If there is a problem with the gate driver, where can I find a better cuircuit? Note that this is intended to power an eletrolytic cell, not transmit RF.

Can we continue on this basis or should I repost this thread?
 
If you have a function generator that you can set for the frequency and duty cycle that you want, then just use it to drive a mosfet gate driver.
Here is one that is still available in a DIP package. **broken link removed**

The output of the mosfet driver drives the mosfets, but I recommend a resistor (10 to 100 ohms) in series with the gate of each mosfet.

Stay with this thread. No reason to start a new one.
 
The IR2110 is a highside and a lowside drver, instead of only a lowside driver like the one I proposed, and like your original circuit.

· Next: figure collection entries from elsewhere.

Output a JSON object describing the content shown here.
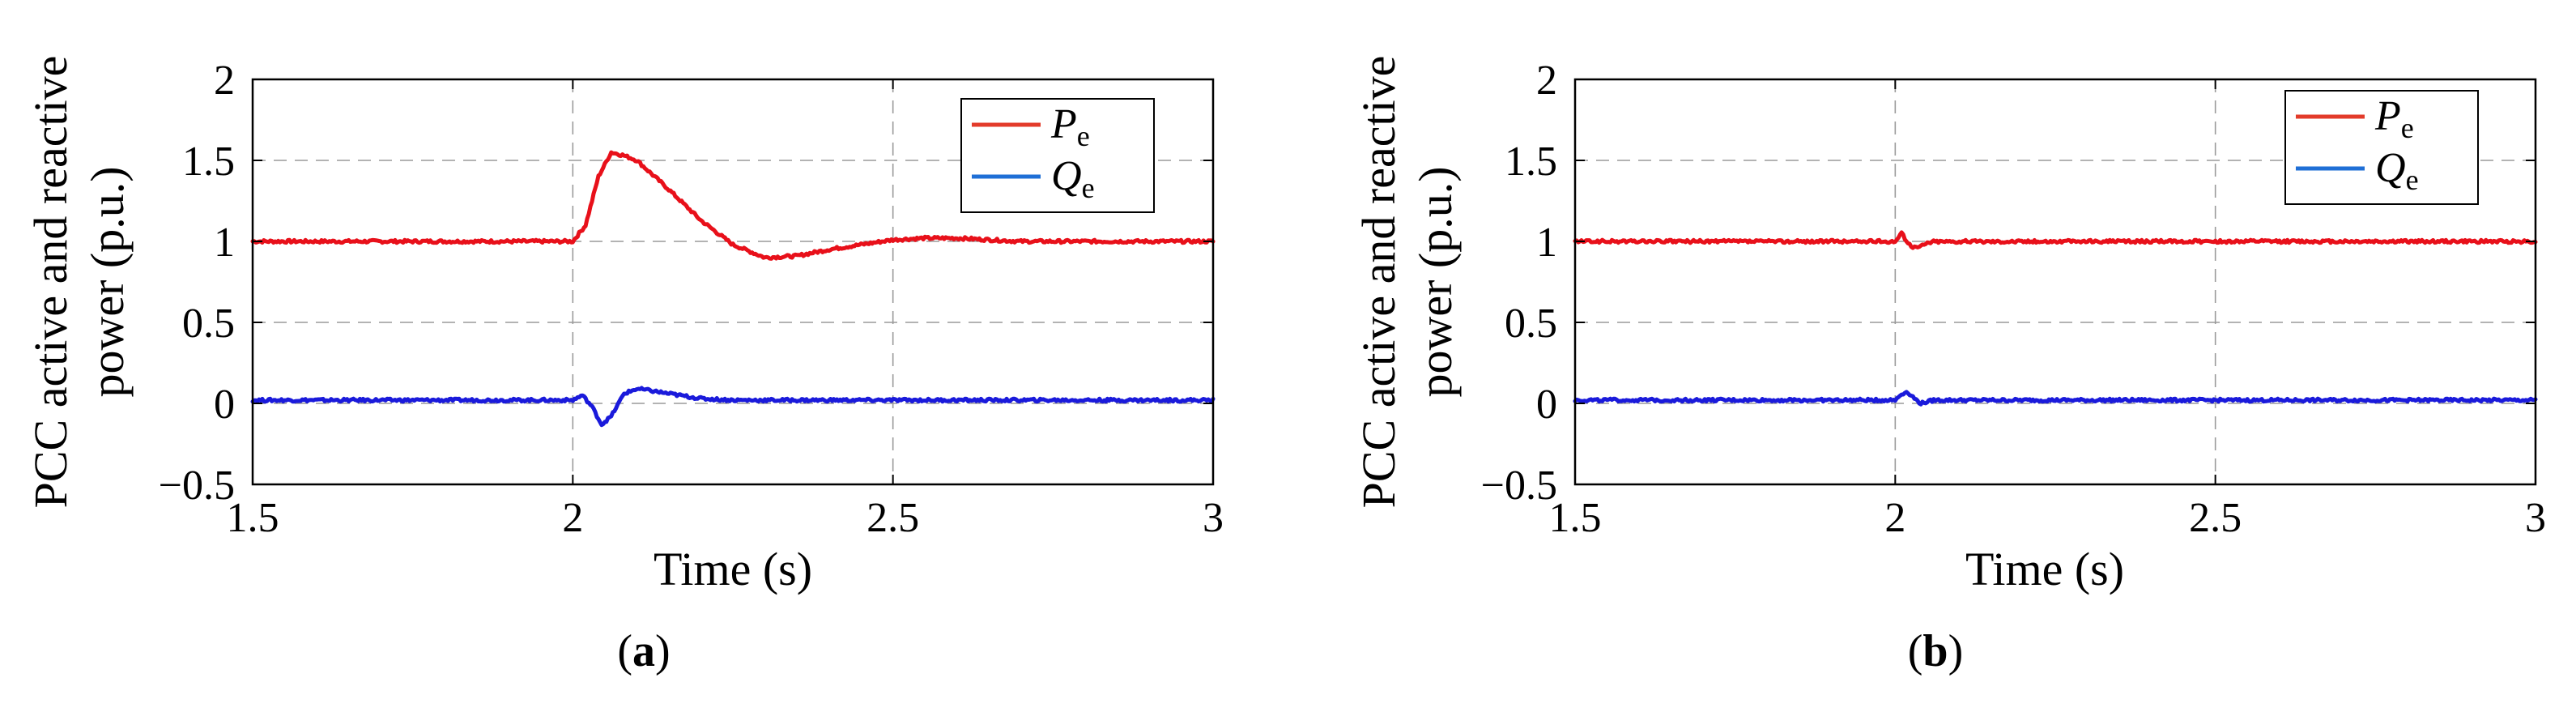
{
  "chart_data": [
    {
      "type": "line",
      "panel_label": "a",
      "xlabel": "Time (s)",
      "ylabel_line1": "PCC active and reactive",
      "ylabel_line2": "power (p.u.)",
      "xlim": [
        1.5,
        3
      ],
      "ylim": [
        -0.5,
        2
      ],
      "xticks": [
        1.5,
        2,
        2.5,
        3
      ],
      "xtick_labels": [
        "1.5",
        "2",
        "2.5",
        "3"
      ],
      "yticks": [
        -0.5,
        0,
        0.5,
        1,
        1.5,
        2
      ],
      "ytick_labels": [
        "−0.5",
        "0",
        "0.5",
        "1",
        "1.5",
        "2"
      ],
      "grid": true,
      "legend_position": "top-right",
      "series": [
        {
          "name": "P",
          "name_sub": "e",
          "color": "#e8101a",
          "legend_color": "#e33b2a",
          "x": [
            1.5,
            1.9,
            2.0,
            2.02,
            2.04,
            2.06,
            2.08,
            2.1,
            2.15,
            2.2,
            2.25,
            2.3,
            2.35,
            2.4,
            2.45,
            2.5,
            2.55,
            2.6,
            2.65,
            2.7,
            2.8,
            3.0
          ],
          "y": [
            1.0,
            1.0,
            1.0,
            1.1,
            1.4,
            1.55,
            1.53,
            1.5,
            1.32,
            1.13,
            0.98,
            0.9,
            0.91,
            0.95,
            0.98,
            1.01,
            1.02,
            1.02,
            1.01,
            1.0,
            1.0,
            1.0
          ]
        },
        {
          "name": "Q",
          "name_sub": "e",
          "color": "#1a1adb",
          "legend_color": "#1f6fd6",
          "x": [
            1.5,
            1.95,
            2.0,
            2.015,
            2.03,
            2.045,
            2.06,
            2.08,
            2.1,
            2.12,
            2.15,
            2.2,
            2.25,
            2.3,
            3.0
          ],
          "y": [
            0.02,
            0.02,
            0.02,
            0.05,
            -0.02,
            -0.13,
            -0.08,
            0.06,
            0.09,
            0.08,
            0.06,
            0.03,
            0.02,
            0.02,
            0.02
          ]
        }
      ]
    },
    {
      "type": "line",
      "panel_label": "b",
      "xlabel": "Time (s)",
      "ylabel_line1": "PCC active and reactive",
      "ylabel_line2": "power (p.u.)",
      "xlim": [
        1.5,
        3
      ],
      "ylim": [
        -0.5,
        2
      ],
      "xticks": [
        1.5,
        2,
        2.5,
        3
      ],
      "xtick_labels": [
        "1.5",
        "2",
        "2.5",
        "3"
      ],
      "yticks": [
        -0.5,
        0,
        0.5,
        1,
        1.5,
        2
      ],
      "ytick_labels": [
        "−0.5",
        "0",
        "0.5",
        "1",
        "1.5",
        "2"
      ],
      "grid": true,
      "legend_position": "top-right",
      "series": [
        {
          "name": "P",
          "name_sub": "e",
          "color": "#e8101a",
          "legend_color": "#e33b2a",
          "x": [
            1.5,
            2.0,
            2.01,
            2.02,
            2.03,
            2.04,
            2.05,
            2.06,
            2.08,
            2.1,
            3.0
          ],
          "y": [
            1.0,
            1.0,
            1.05,
            0.99,
            0.96,
            0.97,
            0.99,
            1.0,
            1.0,
            1.0,
            1.0
          ]
        },
        {
          "name": "Q",
          "name_sub": "e",
          "color": "#1a1adb",
          "legend_color": "#1f6fd6",
          "x": [
            1.5,
            2.0,
            2.01,
            2.02,
            2.03,
            2.04,
            2.05,
            2.06,
            2.08,
            3.0
          ],
          "y": [
            0.02,
            0.02,
            0.06,
            0.07,
            0.03,
            0.0,
            0.01,
            0.02,
            0.02,
            0.02
          ]
        }
      ]
    }
  ]
}
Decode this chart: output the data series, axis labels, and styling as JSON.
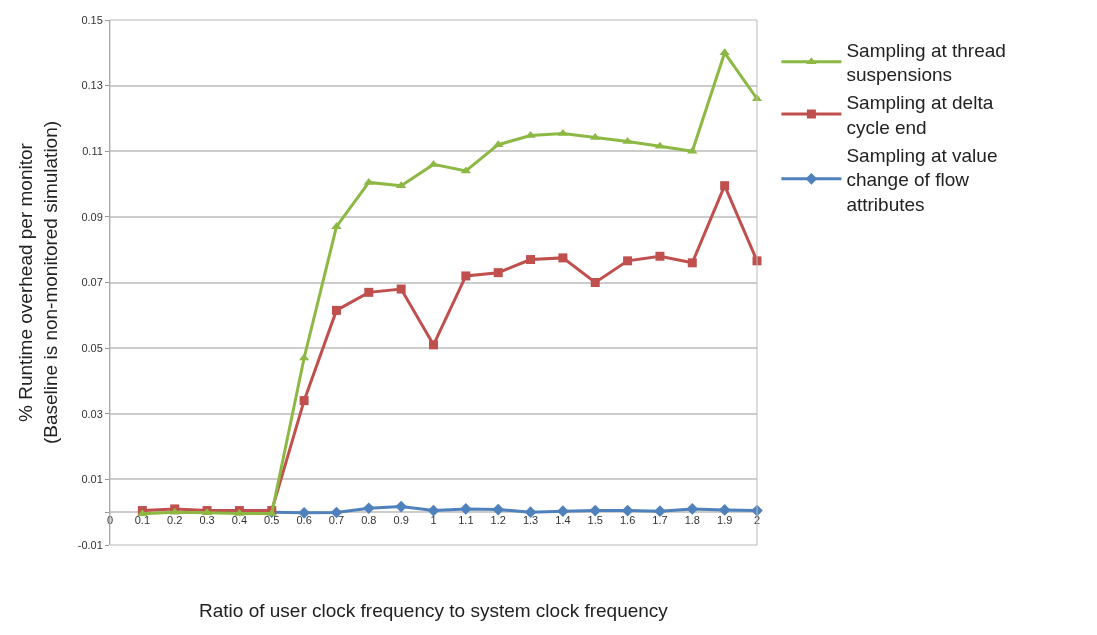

See that extra Q1 mosfet? It pulls the output up to the positive supply rail. Do you need that?
 
Thank you for your suggestion. Yes, I probably don't need the high side feature, unless it has better load driving properties I have yet to learn about. All I want is current flow from the cell's positive electrode to the negative.

Do you see any need to improve upon the circuit below? The original circuit I posted used two N-channel MOSFETs in parallel and seemed to have extra protection. I need to supply about 50A at 26V to the cell, which is not a typical load, and ensure the driver will not be adversely affected.